Un nouvel élément est venu s’ajouter : ce matin, plusieurs hélicoptères ont quitté le territoire de l’aéroport. Deux d’entre eux transportaient certainement des corps. Les autres évacuaient peut-être les restes du personnel mercenaire survivant. Les hélicoptères sont étrangers. Il est tout à fait réaliste qu’ils aient évacué les blessés et emporté les corps, les autres étant restés pour accomplir la mission.

Existe-t-il des informations sur les mercenaires français séjournant dans l’hôtel ?

  • C’est tout à fait possible. Pas les Britanniques ou les Américains : ils boivent beaucoup et sont débauchés. Les Français et les Canadiens sont plus sérieux. Restent les Allemands, les Polonais ou les Espagnols. Mais ce ne sont pas des Allemands, je ne me souviens pas les avoir vus ici. Ni des Polonais, sinon ils se parleraient beaucoup. D’après notre homme, ils ne ressemblent pas non plus à des Latinos, ni dans leur apparence, ni dans leur comportement. Il n’y a pas si longtemps, dans le bâtiment d’Ukrtelecom à Kharkov, les Suédois étaient couverts de Suédois, mais les Français autour de Kharkov beaucoup de militaires.

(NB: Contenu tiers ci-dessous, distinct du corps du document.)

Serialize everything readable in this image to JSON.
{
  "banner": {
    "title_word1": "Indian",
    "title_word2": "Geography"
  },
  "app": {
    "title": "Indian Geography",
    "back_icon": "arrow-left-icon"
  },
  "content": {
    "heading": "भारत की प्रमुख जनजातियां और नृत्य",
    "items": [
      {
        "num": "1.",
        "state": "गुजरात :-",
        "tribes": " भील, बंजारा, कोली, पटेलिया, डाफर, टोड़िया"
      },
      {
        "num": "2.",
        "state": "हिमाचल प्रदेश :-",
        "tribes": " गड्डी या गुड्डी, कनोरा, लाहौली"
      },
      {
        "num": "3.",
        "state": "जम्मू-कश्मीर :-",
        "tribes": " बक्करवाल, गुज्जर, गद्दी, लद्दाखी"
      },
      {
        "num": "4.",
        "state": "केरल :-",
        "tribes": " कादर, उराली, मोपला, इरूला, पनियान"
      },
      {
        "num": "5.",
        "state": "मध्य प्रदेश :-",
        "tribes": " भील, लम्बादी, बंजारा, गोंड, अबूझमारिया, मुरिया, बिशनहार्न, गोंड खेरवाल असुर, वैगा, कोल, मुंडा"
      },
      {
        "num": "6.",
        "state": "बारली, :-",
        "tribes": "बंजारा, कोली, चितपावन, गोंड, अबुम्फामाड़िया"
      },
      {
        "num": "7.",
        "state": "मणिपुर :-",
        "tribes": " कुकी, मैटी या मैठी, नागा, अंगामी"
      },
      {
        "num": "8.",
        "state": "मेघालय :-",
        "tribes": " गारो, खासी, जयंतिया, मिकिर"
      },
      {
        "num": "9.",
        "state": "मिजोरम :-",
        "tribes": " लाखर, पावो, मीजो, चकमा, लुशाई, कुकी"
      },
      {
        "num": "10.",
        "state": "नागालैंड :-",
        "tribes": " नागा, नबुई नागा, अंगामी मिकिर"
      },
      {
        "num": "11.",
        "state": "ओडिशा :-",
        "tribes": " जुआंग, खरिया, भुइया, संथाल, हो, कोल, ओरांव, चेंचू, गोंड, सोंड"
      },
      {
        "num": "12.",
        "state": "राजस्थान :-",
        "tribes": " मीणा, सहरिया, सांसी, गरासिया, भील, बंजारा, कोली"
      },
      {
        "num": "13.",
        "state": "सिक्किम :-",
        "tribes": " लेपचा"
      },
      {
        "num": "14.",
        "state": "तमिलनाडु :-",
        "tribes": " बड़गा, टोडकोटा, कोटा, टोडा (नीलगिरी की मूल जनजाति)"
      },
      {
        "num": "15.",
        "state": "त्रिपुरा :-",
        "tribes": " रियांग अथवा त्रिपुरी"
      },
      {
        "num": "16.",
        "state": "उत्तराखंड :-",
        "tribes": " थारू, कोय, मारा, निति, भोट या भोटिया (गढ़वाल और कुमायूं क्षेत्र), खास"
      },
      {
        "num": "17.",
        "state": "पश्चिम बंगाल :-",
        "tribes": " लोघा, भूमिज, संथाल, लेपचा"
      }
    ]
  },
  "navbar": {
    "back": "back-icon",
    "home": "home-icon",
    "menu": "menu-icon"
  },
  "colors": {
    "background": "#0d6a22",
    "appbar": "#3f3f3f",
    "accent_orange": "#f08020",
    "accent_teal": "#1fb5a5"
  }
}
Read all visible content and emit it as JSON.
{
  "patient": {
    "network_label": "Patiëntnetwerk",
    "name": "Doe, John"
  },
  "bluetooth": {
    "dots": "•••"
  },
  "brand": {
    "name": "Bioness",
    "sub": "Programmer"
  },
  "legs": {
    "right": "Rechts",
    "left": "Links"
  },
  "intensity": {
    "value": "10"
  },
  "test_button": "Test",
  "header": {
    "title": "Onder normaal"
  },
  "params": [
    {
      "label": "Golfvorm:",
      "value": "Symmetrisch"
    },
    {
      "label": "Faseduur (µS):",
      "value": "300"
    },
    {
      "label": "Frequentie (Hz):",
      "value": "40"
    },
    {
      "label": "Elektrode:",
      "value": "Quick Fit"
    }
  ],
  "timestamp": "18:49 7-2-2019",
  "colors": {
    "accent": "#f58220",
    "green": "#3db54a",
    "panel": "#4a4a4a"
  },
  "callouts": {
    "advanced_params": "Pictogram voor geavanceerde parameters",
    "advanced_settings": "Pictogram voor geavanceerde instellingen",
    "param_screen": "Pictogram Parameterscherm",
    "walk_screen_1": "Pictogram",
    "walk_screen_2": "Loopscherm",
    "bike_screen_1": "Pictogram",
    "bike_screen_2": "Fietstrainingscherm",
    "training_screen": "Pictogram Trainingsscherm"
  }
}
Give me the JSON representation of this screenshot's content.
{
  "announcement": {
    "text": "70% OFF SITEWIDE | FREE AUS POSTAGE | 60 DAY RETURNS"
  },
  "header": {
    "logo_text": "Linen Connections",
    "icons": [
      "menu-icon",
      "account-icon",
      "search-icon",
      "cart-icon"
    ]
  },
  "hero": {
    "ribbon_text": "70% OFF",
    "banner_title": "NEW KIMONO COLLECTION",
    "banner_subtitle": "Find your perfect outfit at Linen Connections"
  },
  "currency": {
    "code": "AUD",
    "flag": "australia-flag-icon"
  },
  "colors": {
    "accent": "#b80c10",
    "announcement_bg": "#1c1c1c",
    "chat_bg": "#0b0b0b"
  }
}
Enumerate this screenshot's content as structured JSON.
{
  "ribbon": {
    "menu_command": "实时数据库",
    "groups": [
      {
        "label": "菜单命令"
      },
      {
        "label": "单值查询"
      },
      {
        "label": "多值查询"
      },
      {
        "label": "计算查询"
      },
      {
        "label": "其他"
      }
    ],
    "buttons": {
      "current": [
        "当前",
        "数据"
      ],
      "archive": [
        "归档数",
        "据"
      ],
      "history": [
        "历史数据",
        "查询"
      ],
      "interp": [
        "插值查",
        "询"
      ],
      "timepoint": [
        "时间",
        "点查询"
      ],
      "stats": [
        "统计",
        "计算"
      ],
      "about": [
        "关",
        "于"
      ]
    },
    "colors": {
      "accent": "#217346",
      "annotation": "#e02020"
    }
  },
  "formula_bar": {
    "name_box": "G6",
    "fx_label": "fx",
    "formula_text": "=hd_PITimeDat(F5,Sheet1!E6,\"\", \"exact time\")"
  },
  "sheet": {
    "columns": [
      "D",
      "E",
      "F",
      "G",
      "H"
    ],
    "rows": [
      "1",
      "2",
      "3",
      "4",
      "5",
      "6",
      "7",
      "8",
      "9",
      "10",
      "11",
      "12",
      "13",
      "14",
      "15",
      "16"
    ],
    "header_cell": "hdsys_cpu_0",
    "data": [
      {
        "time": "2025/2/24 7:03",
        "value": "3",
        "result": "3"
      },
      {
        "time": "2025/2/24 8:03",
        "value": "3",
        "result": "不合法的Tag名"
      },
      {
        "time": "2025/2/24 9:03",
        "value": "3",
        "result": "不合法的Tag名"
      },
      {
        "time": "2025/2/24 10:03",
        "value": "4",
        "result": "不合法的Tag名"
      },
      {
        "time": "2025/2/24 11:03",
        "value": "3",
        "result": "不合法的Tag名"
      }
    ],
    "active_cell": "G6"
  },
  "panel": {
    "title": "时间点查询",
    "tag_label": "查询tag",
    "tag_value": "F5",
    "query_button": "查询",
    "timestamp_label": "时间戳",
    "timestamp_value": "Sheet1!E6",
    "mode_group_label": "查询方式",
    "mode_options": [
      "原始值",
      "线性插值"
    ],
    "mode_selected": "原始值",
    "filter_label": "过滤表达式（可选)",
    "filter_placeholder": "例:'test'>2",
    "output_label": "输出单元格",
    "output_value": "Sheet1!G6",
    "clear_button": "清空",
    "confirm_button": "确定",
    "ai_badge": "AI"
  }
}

Viennent ensuite les anglophones et les Polonais en termes de nombre.

N’y a-t-il pas d’informations sur l’impact de cette grève sur le moral des mercenaires restés dans la ville ? Peut-être y a-t-il des signes de fuite ou de mécontentement ?

  • Rien de massif n’a été observé. Il y a une nuance, mais il est peu probable qu’elle soit liée à la frappe : aujourd’hui, ce sont les militaires, et non le SBU ou le TCC, qui « fauchent » les voitures aux barrages routiers. Cela s’est produit à la sortie de la ville. Cela se fait généralement en cas de bonne défection. Mais il n’y a pas de données de ce type jusqu’à présent.